Anse Quitor, Ile Rodrigues
While we were in the museum, a reasonable group of people arrived and so what we thought would be a small intimate group tour became a rather large crowd. The guide was bilingual. He would provide a long dissertation in French and then about a sentence in English. Sometimes the French was easier to understand than his English, but we got the gist of what he was saying. We were provided with hard hats for the cave portion of the tour and headed out, en masse, along a rocky trail.
We climbed down a large flight of wooden stairs onto a boardwalk which wound through thick foliage. Our first stop was a close-up view of several of the rare “blonde bats” (pteropus roderiensis) that are endemic to the island. They were on the verge of extinction back in 1970 when only 120 remained, but intense conservation efforts and captive breeding has increased their numbers to near 3,000 now. Looking at their little faces, you can see why some folks call them flying fox.
We entered the wide expanse of Tiyel Canyon with high limestone walls all around us and there, before us, were the tortoises. There are purportedly over 2,000 individuals here, comprised of two different species: Giant Aldabra and Radiated … neither of which are endemic to Rodrigues, but are endemic to the other Mascerene Islands particularly Aldabra Island in the Seychelles. We've seen giant tortoises in the past … the Galapagos, for instance, but certainly not as many and certainly not as active as these guys.
We were encouraged by the tour guide to pet them, especially stroking under their long necks which they seemed to not only tolerate, but to enjoy. The oldest and largest tortoise was Henri … estimated to be 110 years old and about 550 lbs (250kg). I'm not sure petting a tortoise ever appeared on my bucket list, but I'm glad I got the chance to do it.
We wandered around amongst these gentle old giants, stroking some and observing them as they ate and hauled their huge shells to shady areas to relax. It was a Jurassic Park sort of feeling.
We climbed another long flight of stairs out of the canyon and looked down from the rim for a more expansive view of the tortoises below, then headed to the Grande Caverne. Quite honestly, we've seen and toured many caves, so we weren't all that enthused about seeing more, but there was no alternative. After tolerating the bright, hot sun for over an hour, the cool temps of the cave were quite appealing.
The tour guide prattled on in French, with an interspersed phrase in English once in awhile. We had planned on an hour tour and we were over two hours at this point, very ready for a sit-down. On we trudged, through narrow passages, ducking to avoid hitting our heads. I'm glad we had on hard hats, because I bonked my head several times en route with a very loud thud. The tour guide did the obligatory spiel on stalactites and stalagmites, then shut off of all the lights to show how dark it was in a cave and then we proceeded up the stairs to bright daylight and hot temps once again.
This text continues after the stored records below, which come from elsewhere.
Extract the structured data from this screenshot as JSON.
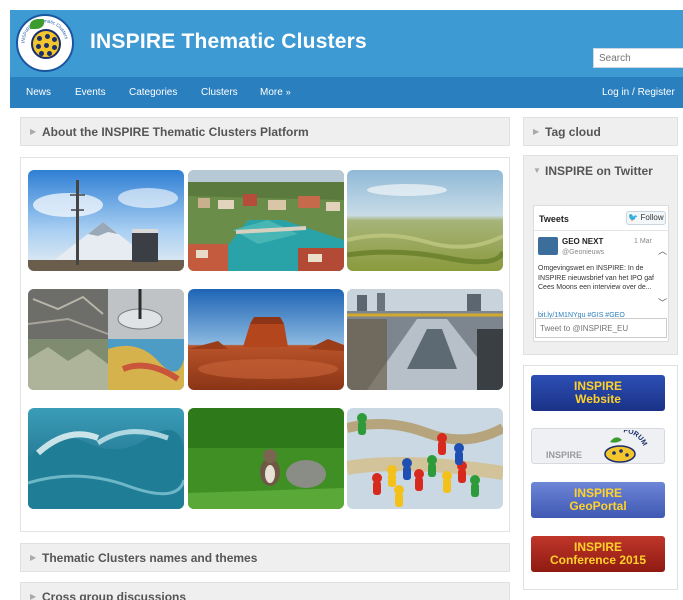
{
  "header": {
    "site_title": "INSPIRE Thematic Clusters",
    "logo_ring_text": "INSPIRE · Thematic Clusters",
    "search_placeholder": "Search"
  },
  "nav": {
    "items": [
      {
        "label": "News"
      },
      {
        "label": "Events"
      },
      {
        "label": "Categories"
      },
      {
        "label": "Clusters"
      },
      {
        "label": "More"
      }
    ],
    "more_arrow": "»",
    "login_label": "Log in / Register"
  },
  "main": {
    "about_title": "About the INSPIRE Thematic Clusters Platform",
    "themes_title": "Thematic Clusters names and themes",
    "discussions_title": "Cross group discussions",
    "gallery": [
      {
        "name": "antenna-mountain-photo",
        "icon": "antenna"
      },
      {
        "name": "town-river-aerial-photo",
        "icon": "town"
      },
      {
        "name": "wetland-landscape-photo",
        "icon": "landscape"
      },
      {
        "name": "maps-collage-photo",
        "icon": "maps"
      },
      {
        "name": "desert-butte-photo",
        "icon": "desert"
      },
      {
        "name": "water-infrastructure-photo",
        "icon": "infrastructure"
      },
      {
        "name": "ocean-wave-photo",
        "icon": "wave"
      },
      {
        "name": "squirrel-grass-photo",
        "icon": "squirrel"
      },
      {
        "name": "game-pieces-map-photo",
        "icon": "pawns"
      }
    ]
  },
  "sidebar": {
    "tag_cloud_title": "Tag cloud",
    "twitter_title": "INSPIRE on Twitter",
    "tweets": {
      "title": "Tweets",
      "follow_label": "Follow",
      "name": "GEO NEXT",
      "handle": "@Geonieuws",
      "date": "1 Mar",
      "text": "Omgevingswet en INSPIRE: In de INSPIRE nieuwsbrief van het IPO gaf Cees Moons een interview over de...",
      "link": "bit.ly/1M1NYgu #GIS #GEO",
      "tweet_to_placeholder": "Tweet to @INSPIRE_EU"
    },
    "banners": [
      {
        "line1": "INSPIRE",
        "line2": "Website"
      },
      {
        "line1": "INSPIRE",
        "line2": "FORUM"
      },
      {
        "line1": "INSPIRE",
        "line2": "GeoPortal"
      },
      {
        "line1": "INSPIRE",
        "line2": "Conference 2015"
      }
    ]
  },
  "colors": {
    "header_bg": "#3e9ad3",
    "nav_bg": "#2a7fbf",
    "banner_blue": "#1f3e9a",
    "banner_red": "#a4201a",
    "banner_text": "#ffd22a"
  }
}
Back at the Reserve Center, we found a bench and shared some water and apples before we began the long trek back to the bus stop. For some reason, the return trip always seem shorter and easier and there's always something new to see. When Joshua Slocum visited Rodrigues back in the 1890s, he remarked about buying a whole sack of pomegranates. We noticed a tree with pomegranate fruit on it on our walk back, but we hadn't seen any in the marketplace.
One of the “hope to sees” on my list was the Rodrigues fody and the Rodrigues warbler … both endemic species and endangered. I wasn't quite sure what I was looking for, but when I saw a bright scarlet bird in a tree, I was pretty sure it was a fody. Well, it was, but it was a Madagascar red fody, not a Rodrigues one, and quite common, it seems. We'll continue our search for a Rodrigues fody and warbler another day.
The bus schedules in Rodrigues are interesting in that they are “suggestions” of times rather than actual schedules. We knew what time we were dropped off, but we weren't sure what time the bus was returning. When we had asked, the answer was every 40 minutes. “What time in the afternoon at this particular stop?”, we queried. “40 minutes after the previous bus”, was the answer. In other words, we had no idea what time to expect the bus. We saw a young lady with a parasol walking at a fast pace in the general direction of the bus. We kept pace with her and as we neared the main road, we could hear the heavy-duty engine of the bus approaching. She ran ahead and flagged down the bus and we tromped along behind her. We were glad for a seat and a rest for the one hour ride back to Port Mathurin, although after our estimated 20km (12miles) of walking, we were a bit stiff when the bus arrived at the port and we still had a ways to walk back to the boat. Another ibuoprofen evening, but a day well spent.